In particolare, nell'ultima seduta della Conferenza è stato presentato il parere dei comitati tecnico-scientifici congiunti richiesto dalla Soprintendenza archeologia, belle arti e paesaggio competente su Modena, che ha dichiarato ammissibile sia la copertura vetrata del cosiddetto gran cortile (per la sua 'centralita' funzionale e simbolica' e per i 'limitati impatti sulle murature di appoggio e la reversibilita'') sia la galleria vetrata nel cortile del pronto soccorso, ha dato l'ok alla demolizione e ricostruzione della parte mediana dell'ex istituto pediatrico (esclusa la parte di pertinenza dell'ospedale dermo-sifilopatico) e alla realizzazione del passaggio verso via Ramazzini ('alla luce dell'obiettivo di consentire un'adeguata permeabilita' urbana al complesso e di rendere riconoscibile la testata a nord-est della Tenaglia'). Il tutto suggerendo di individuare 'soluzioni che non alterino il fronte verso la strada agendo con demolizioni mirate sul muro laterale dell'edificio'.
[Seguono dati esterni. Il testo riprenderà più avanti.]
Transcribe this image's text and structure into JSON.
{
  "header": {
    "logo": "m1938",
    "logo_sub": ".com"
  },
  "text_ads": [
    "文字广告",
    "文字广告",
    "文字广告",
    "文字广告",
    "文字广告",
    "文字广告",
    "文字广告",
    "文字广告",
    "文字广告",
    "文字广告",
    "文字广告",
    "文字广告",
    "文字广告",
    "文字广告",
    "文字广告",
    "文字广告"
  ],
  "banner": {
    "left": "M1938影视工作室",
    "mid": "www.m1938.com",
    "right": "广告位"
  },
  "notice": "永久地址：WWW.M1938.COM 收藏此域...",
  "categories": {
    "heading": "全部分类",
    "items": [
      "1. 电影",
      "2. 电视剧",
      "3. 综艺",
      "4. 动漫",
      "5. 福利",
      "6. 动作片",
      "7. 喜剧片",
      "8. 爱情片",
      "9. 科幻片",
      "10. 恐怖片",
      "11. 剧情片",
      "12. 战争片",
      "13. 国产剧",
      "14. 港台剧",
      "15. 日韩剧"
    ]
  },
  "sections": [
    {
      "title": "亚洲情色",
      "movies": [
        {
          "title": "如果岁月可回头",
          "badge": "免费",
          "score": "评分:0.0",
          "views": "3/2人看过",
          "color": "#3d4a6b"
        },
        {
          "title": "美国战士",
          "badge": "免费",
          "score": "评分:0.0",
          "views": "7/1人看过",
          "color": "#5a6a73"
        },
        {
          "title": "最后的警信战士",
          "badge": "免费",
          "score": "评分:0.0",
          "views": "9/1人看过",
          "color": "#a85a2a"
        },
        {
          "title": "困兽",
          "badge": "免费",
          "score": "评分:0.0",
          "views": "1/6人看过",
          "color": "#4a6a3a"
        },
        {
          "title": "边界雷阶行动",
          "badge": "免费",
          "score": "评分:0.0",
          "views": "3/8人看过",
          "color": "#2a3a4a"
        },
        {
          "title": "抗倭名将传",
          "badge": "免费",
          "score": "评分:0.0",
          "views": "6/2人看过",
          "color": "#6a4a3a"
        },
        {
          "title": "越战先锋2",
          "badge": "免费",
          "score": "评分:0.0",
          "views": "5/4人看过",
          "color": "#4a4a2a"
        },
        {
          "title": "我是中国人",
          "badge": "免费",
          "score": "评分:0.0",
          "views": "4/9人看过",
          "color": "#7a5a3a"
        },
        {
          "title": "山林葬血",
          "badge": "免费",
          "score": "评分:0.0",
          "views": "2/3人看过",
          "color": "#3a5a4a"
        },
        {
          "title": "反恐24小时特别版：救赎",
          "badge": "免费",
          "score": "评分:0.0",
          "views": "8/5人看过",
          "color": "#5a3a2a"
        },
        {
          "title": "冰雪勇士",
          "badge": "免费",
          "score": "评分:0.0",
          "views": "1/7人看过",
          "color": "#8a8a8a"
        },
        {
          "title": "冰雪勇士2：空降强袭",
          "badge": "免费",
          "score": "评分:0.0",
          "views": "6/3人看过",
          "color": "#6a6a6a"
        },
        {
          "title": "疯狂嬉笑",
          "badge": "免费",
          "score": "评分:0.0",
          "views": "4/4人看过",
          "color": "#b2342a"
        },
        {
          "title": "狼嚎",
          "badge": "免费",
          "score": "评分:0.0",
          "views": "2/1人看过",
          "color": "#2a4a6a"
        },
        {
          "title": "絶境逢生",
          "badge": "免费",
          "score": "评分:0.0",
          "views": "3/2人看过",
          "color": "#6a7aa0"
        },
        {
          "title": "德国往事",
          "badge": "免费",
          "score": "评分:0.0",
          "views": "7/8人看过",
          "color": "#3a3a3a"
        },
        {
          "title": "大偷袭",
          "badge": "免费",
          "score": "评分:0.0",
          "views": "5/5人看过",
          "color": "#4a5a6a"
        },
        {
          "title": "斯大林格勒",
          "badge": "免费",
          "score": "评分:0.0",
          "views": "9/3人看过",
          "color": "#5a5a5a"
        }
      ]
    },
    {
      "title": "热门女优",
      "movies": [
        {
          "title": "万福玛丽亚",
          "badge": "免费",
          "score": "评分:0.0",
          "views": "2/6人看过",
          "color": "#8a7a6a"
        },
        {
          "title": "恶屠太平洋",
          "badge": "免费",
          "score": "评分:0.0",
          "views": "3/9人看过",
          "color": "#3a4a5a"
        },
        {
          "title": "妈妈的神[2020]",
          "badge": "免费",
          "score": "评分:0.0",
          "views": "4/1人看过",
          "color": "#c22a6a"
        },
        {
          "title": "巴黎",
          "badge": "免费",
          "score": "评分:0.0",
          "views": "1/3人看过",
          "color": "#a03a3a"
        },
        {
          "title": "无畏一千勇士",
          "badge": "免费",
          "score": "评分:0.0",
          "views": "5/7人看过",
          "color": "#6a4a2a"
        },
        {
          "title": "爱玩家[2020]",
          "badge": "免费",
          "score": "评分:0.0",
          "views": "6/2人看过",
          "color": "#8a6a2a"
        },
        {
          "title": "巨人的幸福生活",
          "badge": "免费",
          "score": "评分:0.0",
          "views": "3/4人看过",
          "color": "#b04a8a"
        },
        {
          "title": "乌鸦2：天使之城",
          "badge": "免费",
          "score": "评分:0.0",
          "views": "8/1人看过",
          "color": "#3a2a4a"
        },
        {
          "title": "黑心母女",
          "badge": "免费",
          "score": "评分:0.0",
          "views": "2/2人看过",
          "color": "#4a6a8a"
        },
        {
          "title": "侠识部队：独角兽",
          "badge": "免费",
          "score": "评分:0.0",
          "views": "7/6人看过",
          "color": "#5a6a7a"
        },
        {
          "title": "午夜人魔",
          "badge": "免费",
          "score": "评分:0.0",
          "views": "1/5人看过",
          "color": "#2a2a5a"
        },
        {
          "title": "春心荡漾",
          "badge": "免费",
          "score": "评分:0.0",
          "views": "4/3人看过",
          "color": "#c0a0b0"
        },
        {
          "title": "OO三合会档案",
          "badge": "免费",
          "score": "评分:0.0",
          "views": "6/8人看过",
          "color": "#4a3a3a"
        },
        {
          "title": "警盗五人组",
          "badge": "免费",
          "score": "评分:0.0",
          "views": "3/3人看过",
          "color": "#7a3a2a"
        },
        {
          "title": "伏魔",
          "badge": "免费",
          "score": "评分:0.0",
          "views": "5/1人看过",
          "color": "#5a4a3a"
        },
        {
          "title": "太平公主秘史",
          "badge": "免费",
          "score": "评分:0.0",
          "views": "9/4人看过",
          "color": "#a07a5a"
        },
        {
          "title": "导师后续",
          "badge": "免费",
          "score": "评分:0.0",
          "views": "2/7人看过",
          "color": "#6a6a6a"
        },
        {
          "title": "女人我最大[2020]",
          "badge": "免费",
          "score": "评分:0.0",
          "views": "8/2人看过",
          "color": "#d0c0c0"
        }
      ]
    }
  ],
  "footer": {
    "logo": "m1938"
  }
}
Intanto pero', il gruppo M5s continua a mostrarsi perplesso ed evidenzia in una nota: 'Il modo in cui è stato condotto il progetto del Sant'Agostino, dalla scelta dei progettisti all'aggiudicazione dell'appalto, alle continue varianti, ai dubbi sull'accordo di programma... tutto dimostra come quel che doveva essere il più grande investimento culturale in Italia e' in realta' l'ennesimo progetto edilizio, che non poggia su un progetto culturale di respiro'.